Eine genaue Statistik über die Anzahl der Personen, die durch das SUR-Konzept erreicht werden, ist schwierig zu erstellen. Es ist jedoch klar, dass die Plattform sowohl für Migranten als auch für Mitglieder der aufnehmenden Communities von Bedeutung ist, die einen Einblick in die Herausforderungen erhalten möchten, mit denen Zuwanderer konfrontiert sind. Das Konzept zielt darauf ab, all diejenigen einzubeziehen und zu unterstützen, die daran interessiert sind, Migranten auf ihrem jeweiligen Weg zu verstehen und zu unterstützen.
Was sind Ihre Pläne für die Zukunft? Oder anders gefragt: Was haben Sie sich vorgenommen?
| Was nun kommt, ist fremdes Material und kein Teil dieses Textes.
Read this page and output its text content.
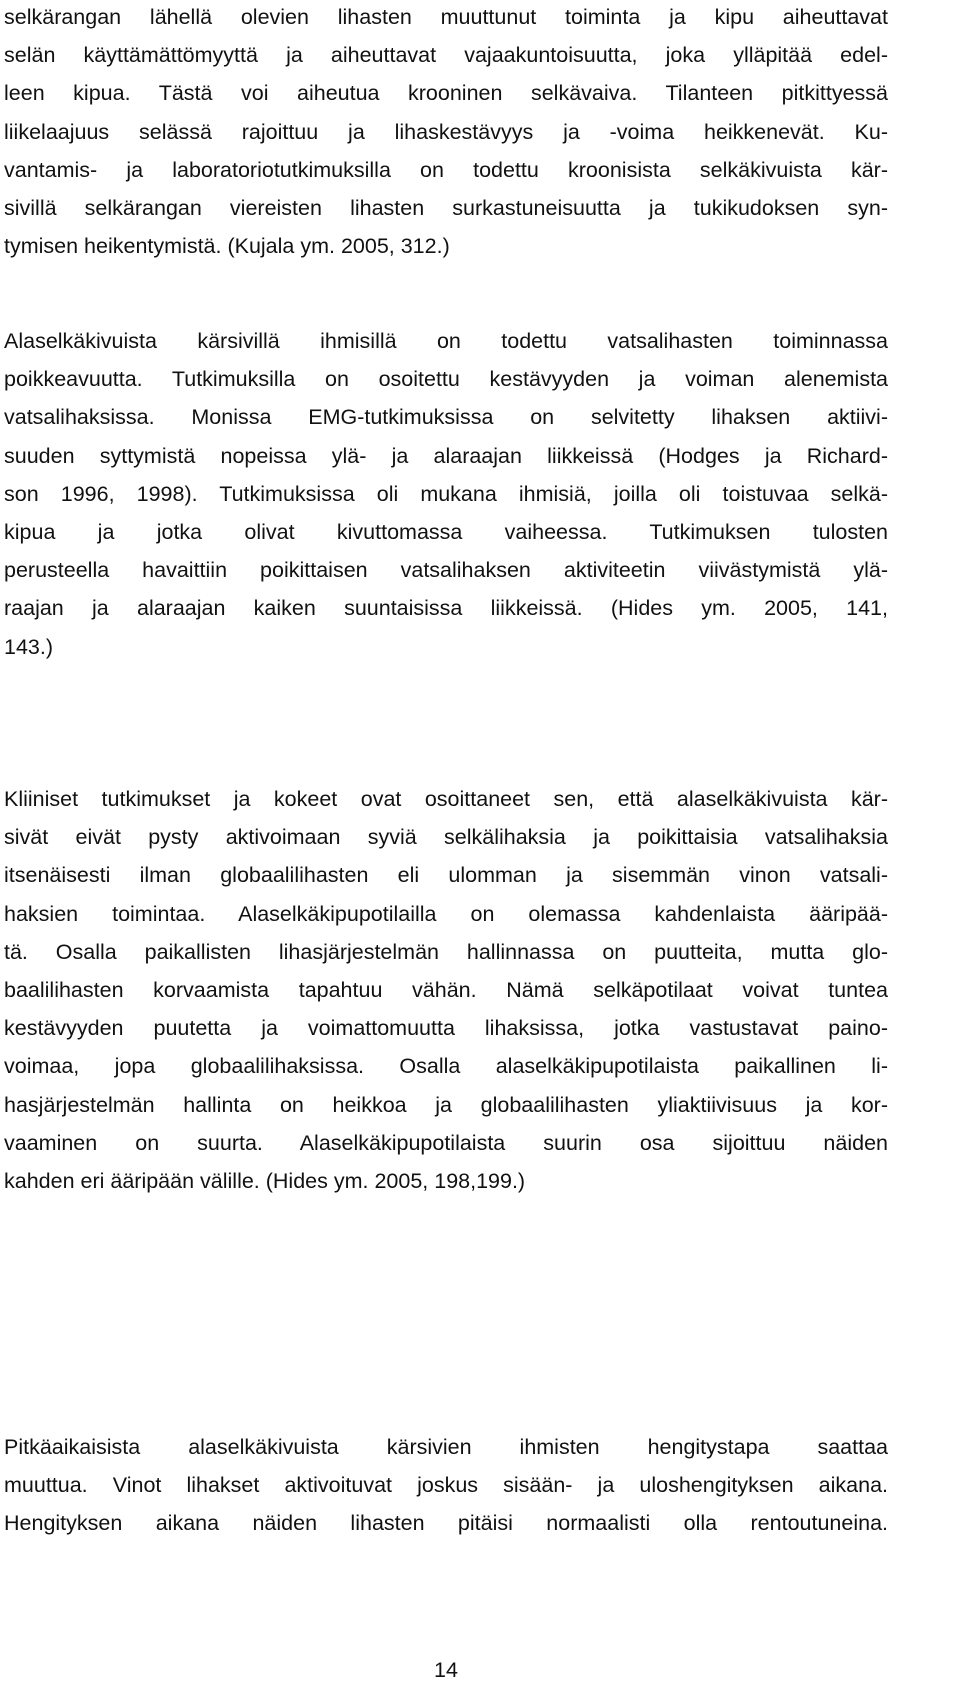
selkärangan lähellä olevien lihasten muuttunut toiminta ja kipu aiheuttavat
selän käyttämättömyyttä ja aiheuttavat vajaakuntoisuutta, joka ylläpitää edel-
leen kipua. Tästä voi aiheutua krooninen selkävaiva. Tilanteen pitkittyessä
liikelaajuus selässä rajoittuu ja lihaskestävyys ja -voima heikkenevät. Ku-
vantamis- ja laboratoriotutkimuksilla on todettu kroonisista selkäkivuista kär-
sivillä selkärangan viereisten lihasten surkastuneisuutta ja tukikudoksen syn-
tymisen heikentymistä. (Kujala ym. 2005, 312.)
Alaselkäkivuista kärsivillä ihmisillä on todettu vatsalihasten toiminnassa
poikkeavuutta. Tutkimuksilla on osoitettu kestävyyden ja voiman alenemista
vatsalihaksissa. Monissa EMG-tutkimuksissa on selvitetty lihaksen aktiivi-
suuden syttymistä nopeissa ylä- ja alaraajan liikkeissä (Hodges ja Richard-
son 1996, 1998). Tutkimuksissa oli mukana ihmisiä, joilla oli toistuvaa selkä-
kipua ja jotka olivat kivuttomassa vaiheessa. Tutkimuksen tulosten
perusteella havaittiin poikittaisen vatsalihaksen aktiviteetin viivästymistä ylä-
raajan ja alaraajan kaiken suuntaisissa liikkeissä. (Hides ym. 2005, 141,
143.)
Kliiniset tutkimukset ja kokeet ovat osoittaneet sen, että alaselkäkivuista kär-
sivät eivät pysty aktivoimaan syviä selkälihaksia ja poikittaisia vatsalihaksia
itsenäisesti ilman globaalilihasten eli ulomman ja sisemmän vinon vatsali-
haksien toimintaa. Alaselkäkipupotilailla on olemassa kahdenlaista ääripää-
tä. Osalla paikallisten lihasjärjestelmän hallinnassa on puutteita, mutta glo-
baalilihasten korvaamista tapahtuu vähän. Nämä selkäpotilaat voivat tuntea
kestävyyden puutetta ja voimattomuutta lihaksissa, jotka vastustavat paino-
voimaa, jopa globaalilihaksissa. Osalla alaselkäkipupotilaista paikallinen li-
hasjärjestelmän hallinta on heikkoa ja globaalilihasten yliaktiivisuus ja kor-
vaaminen on suurta. Alaselkäkipupotilaista suurin osa sijoittuu näiden
kahden eri ääripään välille. (Hides ym. 2005, 198,199.)
Pitkäaikaisista alaselkäkivuista kärsivien ihmisten hengitystapa saattaa
muuttua. Vinot lihakset aktivoituvat joskus sisään- ja uloshengityksen aikana.
Hengityksen aikana näiden lihasten pitäisi normaalisti olla rentoutuneina.
14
Das ist einiges: Wir möchten die etablierten Abteilungen verstärken und Talenten die Möglichkeit geben, ihr Fachwissen unter Beweis zu stellen, Qualifikationslücken zu schließen und einen Beitrag zu ihrem Fachgebiet zu leisten, um so die Integration zu fördern und ihren Wert für die gastgebende Community zu erkennen. Zudem wollen wir stärkere Verbindungen mit anderen Silent Universities schaffen. Last but not least geht es um das Beantragen von Finanzmitteln bei relevanten Institutionen, Organisationen oder Sponsoren das Einwerben von Zuschüssen zur Unterstützung der Aktivitäten der verschiedenen Abteilungen der Silent University Ruhr.